La MAPA peut être utile pour apprécier les niveaux de pression artérielle
sur le nycthémère. Certains médicaments antihypertenseurs ne peuvent être
employés qu'avec précaution chez ces sujets : alpha-bloquants, antihypertenseurs
centraux.
CONCLUSION
Ces recommandations ont été élaborées en mars 1995 en s'appuyant sur
l'état actuel des connaissances. Elles devront être révisées périodiquement
pour tenir compte des progrès des connaissances.
REFERENCES
en cours de saisie
ANNEXES
1. L'excrétion urinaire d'albumine peut être quantifiée sur un recueil
d'urines des 24 heures, de la nuit, ou sur un échantillon d'urines du
matin.

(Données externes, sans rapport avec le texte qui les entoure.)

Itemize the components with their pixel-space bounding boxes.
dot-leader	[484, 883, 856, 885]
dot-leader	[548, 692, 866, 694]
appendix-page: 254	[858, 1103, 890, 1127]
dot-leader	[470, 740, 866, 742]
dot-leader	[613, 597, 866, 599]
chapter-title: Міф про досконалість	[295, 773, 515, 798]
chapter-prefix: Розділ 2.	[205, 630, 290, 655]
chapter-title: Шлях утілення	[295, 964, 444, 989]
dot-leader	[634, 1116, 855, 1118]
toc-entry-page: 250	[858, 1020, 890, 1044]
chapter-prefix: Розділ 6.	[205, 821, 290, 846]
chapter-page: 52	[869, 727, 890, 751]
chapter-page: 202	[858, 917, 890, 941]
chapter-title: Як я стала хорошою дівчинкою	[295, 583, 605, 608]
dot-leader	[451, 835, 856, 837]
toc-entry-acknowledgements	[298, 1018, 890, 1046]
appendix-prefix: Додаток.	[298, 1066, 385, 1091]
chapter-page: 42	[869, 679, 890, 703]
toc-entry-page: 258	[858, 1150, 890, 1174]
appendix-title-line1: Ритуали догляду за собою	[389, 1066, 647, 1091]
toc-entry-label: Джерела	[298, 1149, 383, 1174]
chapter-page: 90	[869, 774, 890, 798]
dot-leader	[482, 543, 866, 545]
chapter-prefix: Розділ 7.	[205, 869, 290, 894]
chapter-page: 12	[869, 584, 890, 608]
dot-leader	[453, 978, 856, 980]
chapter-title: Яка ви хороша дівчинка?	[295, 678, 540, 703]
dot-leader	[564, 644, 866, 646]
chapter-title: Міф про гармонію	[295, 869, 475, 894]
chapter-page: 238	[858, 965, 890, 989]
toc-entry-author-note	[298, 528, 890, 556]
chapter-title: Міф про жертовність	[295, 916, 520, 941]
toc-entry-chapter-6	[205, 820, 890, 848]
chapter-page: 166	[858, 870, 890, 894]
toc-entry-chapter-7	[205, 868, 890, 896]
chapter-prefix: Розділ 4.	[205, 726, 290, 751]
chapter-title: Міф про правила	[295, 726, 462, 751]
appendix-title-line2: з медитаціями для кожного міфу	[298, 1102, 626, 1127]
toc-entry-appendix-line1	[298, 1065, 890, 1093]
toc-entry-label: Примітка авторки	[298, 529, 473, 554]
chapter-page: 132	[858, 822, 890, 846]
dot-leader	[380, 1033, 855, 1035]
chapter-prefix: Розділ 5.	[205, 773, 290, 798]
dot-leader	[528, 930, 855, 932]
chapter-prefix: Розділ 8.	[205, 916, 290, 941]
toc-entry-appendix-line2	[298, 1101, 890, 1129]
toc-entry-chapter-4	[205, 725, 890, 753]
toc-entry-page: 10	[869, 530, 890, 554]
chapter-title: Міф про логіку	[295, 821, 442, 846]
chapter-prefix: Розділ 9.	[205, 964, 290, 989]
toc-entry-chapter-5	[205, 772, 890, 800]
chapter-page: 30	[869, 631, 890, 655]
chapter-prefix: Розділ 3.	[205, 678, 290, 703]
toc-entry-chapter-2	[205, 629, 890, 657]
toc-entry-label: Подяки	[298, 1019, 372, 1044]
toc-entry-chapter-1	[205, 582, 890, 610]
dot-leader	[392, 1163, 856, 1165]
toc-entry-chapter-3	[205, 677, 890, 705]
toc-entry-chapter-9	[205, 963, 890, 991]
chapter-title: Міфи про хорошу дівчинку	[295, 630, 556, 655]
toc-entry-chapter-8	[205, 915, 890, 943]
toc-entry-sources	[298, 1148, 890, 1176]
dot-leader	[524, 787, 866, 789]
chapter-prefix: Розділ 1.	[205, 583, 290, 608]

Si, sur une période de 1 à 6 mois, elle est retrouvée au moins
deux fois sur trois dans l'une des zones suivantes, il s'agit d'une normoalbuminurie,
d'une microalbuminurie, ou d'une macroalbuminurie permanente :
< 30 mg/24 h, ou < 20 ug/min, ou < 20 mg/l : normoalbuminurie
;
30-300 mg/24 h, ou 20-200 ug/min, ou 20-200 mg/l : microalbuminurie ;
> 300 mg/24 h, ou > 200 ug/min, ou > 200 mg/l : macroalbuminurie.
Si un sujet présente, sur trois recueils consécutifs, une normoalbuminurie,
une microalbuminurie et une macroalbuminurie, on admet que le sujet présente
une microalbuminurie permanente. Le terme "protéinurie clinique" (c'est-à-dire
protéinurie détectable au lit du malade par une bandelette réactive de
type Albustix® équivaut à une macroalbuminurie (64).
2. La filtration glomérulaire peut être évaluée par la clairance de substances
exogènes comme l'inuline, le 125I-Iodothalamate ou le 51Cr-EDTA. A défaut,
on peut correctement l'apprécier en calculant la clairance de la créatinine
à partir de la formule de Cockroft et Gault (65) :
Clairance = (140 - âge (ans)) x Poids (kg) / f x créatinine plasmatique
(uM)
où f = 0,84 chez l'homme ; 0,961 chez la femme.